Match Rule Example: (MatchColumn.EMAIL = Exact) OR (MatchColumn.FIRST_NAME = Fuzzy AND MatchColumn.LAST_NAME = Fuzzy)
Step 3: Configure Merge Settings
- Go to Merge Settings.
- Choose how records will merge:
- Auto Merge: System automatically merges based on rules.
- Manual Merge: Requires Data Steward approval.
- Define Trust Levels per source system.
-- Example Trust Settings CRM: 90 ERP: 80 Excel Import: 50
Result: If the same field is present in CRM and ERP, MDM picks the CRM value (higher trust).
Step 4: Run Match and Merge Job
- Execute Match Job from Hub Console.
- Review Matched Sets in the Match Results.
- Execute Merge Job to create Golden Records.
Example: Customer Data Deduplication
| Customer ID | Name | Source | |
|---|---|---|---|
| CUST101 | John Smith | john.smith@gmail.com | CRM |
| CUST202 | J. Smith | john.smith@gmail.com | ERP |
| CUST303 | Jon Smyth | john.smith@outlook.com | Excel |
After Match & Merge
- Golden Record:
- Name: John Smith (from CRM – highest trust)
- Email: john.smith@gmail.com
- Source Systems Linked: CRM, ERP, Excel
Best Practices for Match & Merge
- Always profile data quality before configuring match rules.
- Use standardization (via IDQ) for names, addresses, phone numbers.
- Start with conservative rules, expand gradually to avoid false merges.
- Monitor match scores and thresholds to fine-tune accuracy.
- Keep audit logs for merge history (important for compliance).
Common Issues Developers Face
- Over-merging: Too loose match rules causing unrelated records to merge.
- Under-merging: Too strict rules leaving duplicates unmerged.
- Performance Lag: Poor indexing or complex fuzzy logic slows jobs.
- Trust Conflicts: Wrong survivorship when trust levels are misconfigured.
FAQs
Q1. What happens if two records match but trust scores are equal?
Informatica applies survivorship tie-breakers (e.g., most recent update, highest source priority).
Q2. Can we undo a merge in Informatica MDM?
Yes, Data Stewards can unmerge records if needed, restoring original records.

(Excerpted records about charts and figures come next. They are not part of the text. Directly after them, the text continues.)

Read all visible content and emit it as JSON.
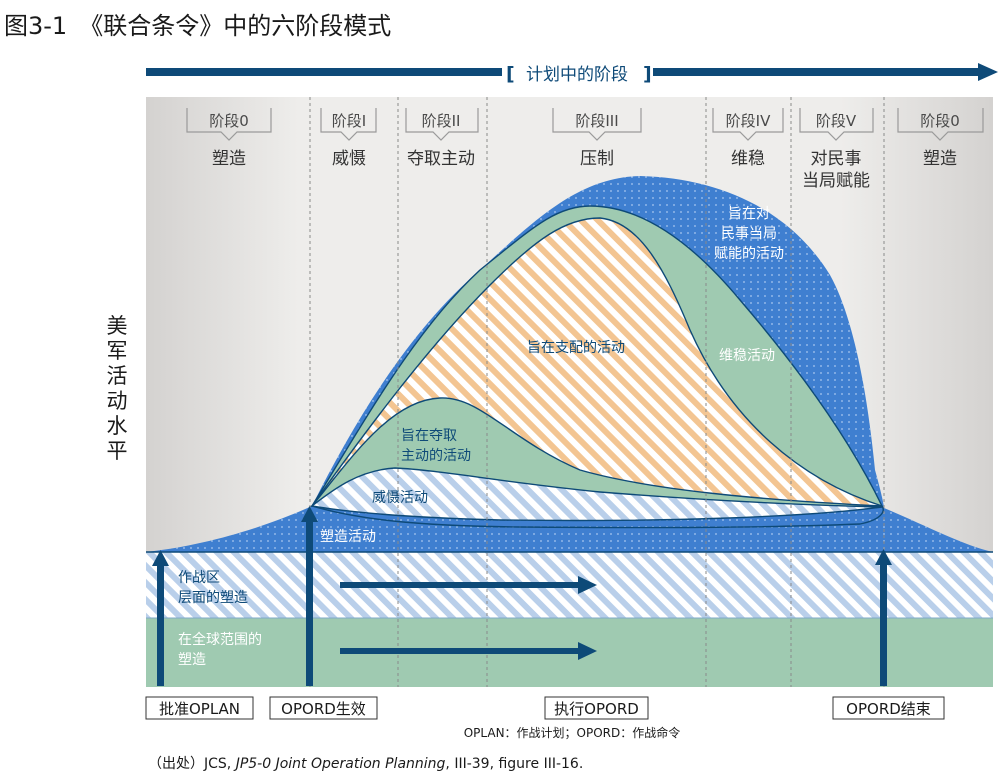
{
  "figure": {
    "title": "图3-1　《联合条令》中的六阶段模式",
    "plan_label": "计划中的阶段",
    "y_axis_chars": [
      "美",
      "军",
      "活",
      "动",
      "水",
      "平"
    ],
    "source_prefix": "（出处）JCS, ",
    "source_italic": "JP5-0 Joint Operation Planning",
    "source_suffix": ", III-39, figure III-16.",
    "abbrev_note": "OPLAN：作战计划；OPORD：作战命令"
  },
  "phases": [
    {
      "code": "阶段0",
      "name": [
        "塑造"
      ]
    },
    {
      "code": "阶段I",
      "name": [
        "威慑"
      ]
    },
    {
      "code": "阶段II",
      "name": [
        "夺取主动"
      ]
    },
    {
      "code": "阶段III",
      "name": [
        "压制"
      ]
    },
    {
      "code": "阶段IV",
      "name": [
        "维稳"
      ]
    },
    {
      "code": "阶段V",
      "name": [
        "对民事",
        "当局赋能"
      ]
    },
    {
      "code": "阶段0",
      "name": [
        "塑造"
      ]
    }
  ],
  "activities": {
    "civil": [
      "旨在对",
      "民事当局",
      "赋能的活动"
    ],
    "dominate": "旨在支配的活动",
    "stabilize": "维稳活动",
    "seize": [
      "旨在夺取",
      "主动的活动"
    ],
    "deter": "威慑活动",
    "shape": "塑造活动"
  },
  "bands": {
    "theater": [
      "作战区",
      "层面的塑造"
    ],
    "global": [
      "在全球范围的",
      "塑造"
    ]
  },
  "milestones": {
    "approve": "批准OPLAN",
    "effective": "OPORD生效",
    "execute": "执行OPORD",
    "end": "OPORD结束"
  },
  "colors": {
    "navy": "#0e4a78",
    "blue": "#3f7fd0",
    "green": "#9fcab1",
    "orange": "#f3c592",
    "grey_bg": "#e9e7e5"
  }
}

Q3. What is a typical threshold for fuzzy matches?
Usually between 0.7–0.9, depending on data sensitivity.
Q4. How do I test match rules before applying to full dataset?
Use Sample Match option in Hub Console with small test datasets.
Q5. Is Match & Merge different in Customer 360 vs Product 360?
The underlying process is the same, but attributes and survivorship logic differ based on domain.